Twinkle at Woodchurch

Twinkle at Woodchurch
Twinkle at Olantigh, Kent

STONE-CUM-EBONY

 ( Stone - literally 'at the stone'. A meeting place or boundary marker. In this case, the name means 'Stone with Ebony' - Ebony being a village in the Oxney Hundred. So the stone in question was probably marking the boundary between the two villages)

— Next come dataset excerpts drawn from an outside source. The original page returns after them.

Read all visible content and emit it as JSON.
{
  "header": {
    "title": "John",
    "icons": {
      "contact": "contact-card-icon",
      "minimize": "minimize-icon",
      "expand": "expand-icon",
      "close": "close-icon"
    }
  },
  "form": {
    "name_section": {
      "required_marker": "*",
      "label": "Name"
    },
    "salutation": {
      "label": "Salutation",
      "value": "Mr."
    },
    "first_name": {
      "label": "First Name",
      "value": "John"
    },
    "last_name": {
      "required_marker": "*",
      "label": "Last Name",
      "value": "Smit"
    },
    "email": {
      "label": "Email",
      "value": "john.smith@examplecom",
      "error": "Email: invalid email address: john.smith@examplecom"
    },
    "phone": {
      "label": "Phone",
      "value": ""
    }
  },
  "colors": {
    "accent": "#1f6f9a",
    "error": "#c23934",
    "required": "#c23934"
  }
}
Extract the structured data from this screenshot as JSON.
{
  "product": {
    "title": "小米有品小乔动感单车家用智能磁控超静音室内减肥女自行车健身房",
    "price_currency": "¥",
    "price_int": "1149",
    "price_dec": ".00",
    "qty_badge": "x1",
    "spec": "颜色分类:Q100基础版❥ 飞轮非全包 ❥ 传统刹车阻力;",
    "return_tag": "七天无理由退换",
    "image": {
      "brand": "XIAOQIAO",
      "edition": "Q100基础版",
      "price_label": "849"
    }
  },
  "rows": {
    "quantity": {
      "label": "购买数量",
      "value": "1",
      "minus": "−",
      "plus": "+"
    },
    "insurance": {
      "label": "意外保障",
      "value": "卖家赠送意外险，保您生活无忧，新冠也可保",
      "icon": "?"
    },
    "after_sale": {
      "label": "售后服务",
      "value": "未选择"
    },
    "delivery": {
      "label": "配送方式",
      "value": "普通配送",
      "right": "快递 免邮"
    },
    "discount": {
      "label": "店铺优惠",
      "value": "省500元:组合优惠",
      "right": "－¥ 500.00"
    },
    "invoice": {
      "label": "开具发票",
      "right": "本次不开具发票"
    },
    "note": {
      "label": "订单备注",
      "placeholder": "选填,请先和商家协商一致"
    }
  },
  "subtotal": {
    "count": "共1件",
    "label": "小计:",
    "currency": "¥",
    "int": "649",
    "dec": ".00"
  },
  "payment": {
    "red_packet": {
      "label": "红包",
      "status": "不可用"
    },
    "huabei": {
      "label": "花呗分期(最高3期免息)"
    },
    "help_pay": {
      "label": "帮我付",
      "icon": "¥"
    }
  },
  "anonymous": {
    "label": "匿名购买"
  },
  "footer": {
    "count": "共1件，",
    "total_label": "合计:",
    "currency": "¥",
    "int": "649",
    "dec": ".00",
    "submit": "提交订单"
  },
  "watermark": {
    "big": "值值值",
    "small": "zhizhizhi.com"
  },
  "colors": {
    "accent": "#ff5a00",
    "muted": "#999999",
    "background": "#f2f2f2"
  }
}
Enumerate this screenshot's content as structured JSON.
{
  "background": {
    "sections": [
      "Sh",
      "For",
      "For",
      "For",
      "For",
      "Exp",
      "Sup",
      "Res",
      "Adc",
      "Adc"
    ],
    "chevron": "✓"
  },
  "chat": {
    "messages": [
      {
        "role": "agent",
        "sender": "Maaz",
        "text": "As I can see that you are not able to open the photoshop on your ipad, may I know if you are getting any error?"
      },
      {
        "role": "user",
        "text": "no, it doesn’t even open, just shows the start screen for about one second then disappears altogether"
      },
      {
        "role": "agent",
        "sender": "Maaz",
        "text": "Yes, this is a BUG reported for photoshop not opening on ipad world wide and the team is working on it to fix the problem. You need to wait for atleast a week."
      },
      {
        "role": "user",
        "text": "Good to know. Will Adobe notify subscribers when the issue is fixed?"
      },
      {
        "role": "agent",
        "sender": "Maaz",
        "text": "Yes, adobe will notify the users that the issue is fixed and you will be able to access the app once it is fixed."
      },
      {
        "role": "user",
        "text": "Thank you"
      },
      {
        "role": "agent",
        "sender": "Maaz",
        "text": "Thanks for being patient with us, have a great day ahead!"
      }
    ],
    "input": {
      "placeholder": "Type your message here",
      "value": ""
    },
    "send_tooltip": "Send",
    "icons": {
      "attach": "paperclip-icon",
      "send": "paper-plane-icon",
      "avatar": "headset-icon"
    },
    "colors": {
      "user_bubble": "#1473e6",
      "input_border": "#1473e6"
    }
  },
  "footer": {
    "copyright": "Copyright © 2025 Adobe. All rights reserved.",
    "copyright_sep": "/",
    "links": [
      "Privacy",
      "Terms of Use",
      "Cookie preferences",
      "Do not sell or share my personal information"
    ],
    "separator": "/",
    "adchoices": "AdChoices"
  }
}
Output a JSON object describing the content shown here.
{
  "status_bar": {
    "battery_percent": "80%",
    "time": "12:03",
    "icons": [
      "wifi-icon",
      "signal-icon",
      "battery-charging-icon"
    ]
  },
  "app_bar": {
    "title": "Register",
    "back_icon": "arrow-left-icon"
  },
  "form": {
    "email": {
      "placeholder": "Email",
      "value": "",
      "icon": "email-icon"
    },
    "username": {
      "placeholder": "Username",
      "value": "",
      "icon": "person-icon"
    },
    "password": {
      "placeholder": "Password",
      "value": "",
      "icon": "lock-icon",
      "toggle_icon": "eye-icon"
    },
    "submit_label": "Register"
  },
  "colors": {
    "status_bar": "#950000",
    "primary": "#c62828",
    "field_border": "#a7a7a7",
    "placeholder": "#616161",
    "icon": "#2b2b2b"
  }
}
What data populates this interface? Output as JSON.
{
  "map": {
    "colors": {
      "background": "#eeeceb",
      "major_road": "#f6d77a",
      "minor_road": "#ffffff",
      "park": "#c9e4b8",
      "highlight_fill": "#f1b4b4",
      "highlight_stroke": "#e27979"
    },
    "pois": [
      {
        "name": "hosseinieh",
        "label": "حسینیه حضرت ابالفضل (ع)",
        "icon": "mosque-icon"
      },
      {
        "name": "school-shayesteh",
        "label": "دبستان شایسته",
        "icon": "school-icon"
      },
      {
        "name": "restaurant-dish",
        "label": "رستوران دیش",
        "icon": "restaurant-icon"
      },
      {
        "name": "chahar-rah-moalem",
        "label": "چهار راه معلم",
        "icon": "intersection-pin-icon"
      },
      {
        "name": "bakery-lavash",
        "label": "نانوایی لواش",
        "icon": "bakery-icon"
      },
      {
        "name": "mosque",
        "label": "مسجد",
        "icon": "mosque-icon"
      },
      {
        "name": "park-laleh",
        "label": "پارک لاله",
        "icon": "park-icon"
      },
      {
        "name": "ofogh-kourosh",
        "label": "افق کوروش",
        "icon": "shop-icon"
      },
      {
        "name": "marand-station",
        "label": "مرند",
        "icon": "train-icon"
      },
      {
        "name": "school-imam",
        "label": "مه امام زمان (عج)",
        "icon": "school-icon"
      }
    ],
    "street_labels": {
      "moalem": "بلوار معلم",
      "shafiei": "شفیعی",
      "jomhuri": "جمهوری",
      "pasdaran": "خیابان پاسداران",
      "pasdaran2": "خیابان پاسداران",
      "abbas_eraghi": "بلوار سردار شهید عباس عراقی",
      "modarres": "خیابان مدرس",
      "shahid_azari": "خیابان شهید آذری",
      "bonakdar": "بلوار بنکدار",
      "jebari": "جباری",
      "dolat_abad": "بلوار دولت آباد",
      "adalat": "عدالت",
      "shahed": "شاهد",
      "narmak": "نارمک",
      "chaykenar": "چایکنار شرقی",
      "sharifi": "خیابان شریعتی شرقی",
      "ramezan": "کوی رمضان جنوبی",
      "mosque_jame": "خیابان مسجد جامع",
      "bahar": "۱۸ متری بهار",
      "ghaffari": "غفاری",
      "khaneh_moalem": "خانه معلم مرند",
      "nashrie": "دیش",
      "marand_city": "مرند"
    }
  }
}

A book I was reading reckoned that the church and surrounds of Stone-In-Oxney was worth visiting. Although I'd never been there, I  know where the Isle of Oxney lies, so  I was sure I could just follow the signs for it.
Oh dear, it's small wonder foreign tourists get lost in this strange country of ours. 
So I left Appledore heading towards the Isle of Oxney. Of course, it was an island once, but since the draining of the marshes etc., it is no more.
I don't see any signposts for Stone-in-Oxney, but I do come across a few with just 'Stone' written on them. I figure they must just be saving the cost of bigger signs, and that it's where I'm  heading for.
Didn't think I'd find Stone-in-Oxney .........but that's because the village actually lies within the parish of Stone-Cum-Ebony! This confusion is why the signs just say Stone.............

Just to confuse you further:.................


Here is Stone in/cum/green/Ebony/Oxney. If having five variations of the village name in one street isn't bad enough,  Ebony church, which is now called the church of St. Mary the Virgin, Tenterden..............yes, really,  .....................is actually in the hamlet of Reading Street, 3.8 miles from Stone, and 3.5 miles from Tenterden! 


It's a pretty church, surrounded by some lovely tudor houses.  It was rebuilt following a serious fire in 1464, and little of any earlier building survives. There is conjecture that St Mary’s stands on the site of a Roman Mithraic temple, although the earliest record of a church here is a document, held at the Dean and Chapter, Canterbury Cathedral, dated 1265. The first recorded vicar of the 13th century church is one Thomas de Maydenston who served from 1287.


commemorative shrubbery planted in honour of the Festival of Britain in 1951
The church is dedicated to St. Mary the Virgin.


lovely Tudor house skirting the churchyard




This is a Roman Mithraic altar, that was being used as a horse mounting block at the nearby Ferry Inn for many years, before being moved to the vicarage garden, and from there to St Mary’s.
It is 3ft 4ins tall, has a hollowed out top like a basin, and the carved figure of a bull, halfway down on the side. It is made from Kentish ragstone, probably quarried near Hythe where the Romans built Stutfall Castle and the harbour at Port Lemanus, on the old course of the River Rother, then known as the Limen. A straightforward journey along the navigable Limen would have brought the stone to Oxney.

Mithraism, the worship of Mithra, the Iranian god of the sun, justice, contract, and war in pre-Zoroastrian Iran. Known as Mithras in the Roman Empire during the 2nd and 3rd centuries ce, this deity was honoured as the patron of loyalty to the emperor.




Until the nineteenth century the north chapel, separated from the church by a medieval screen, was the village school.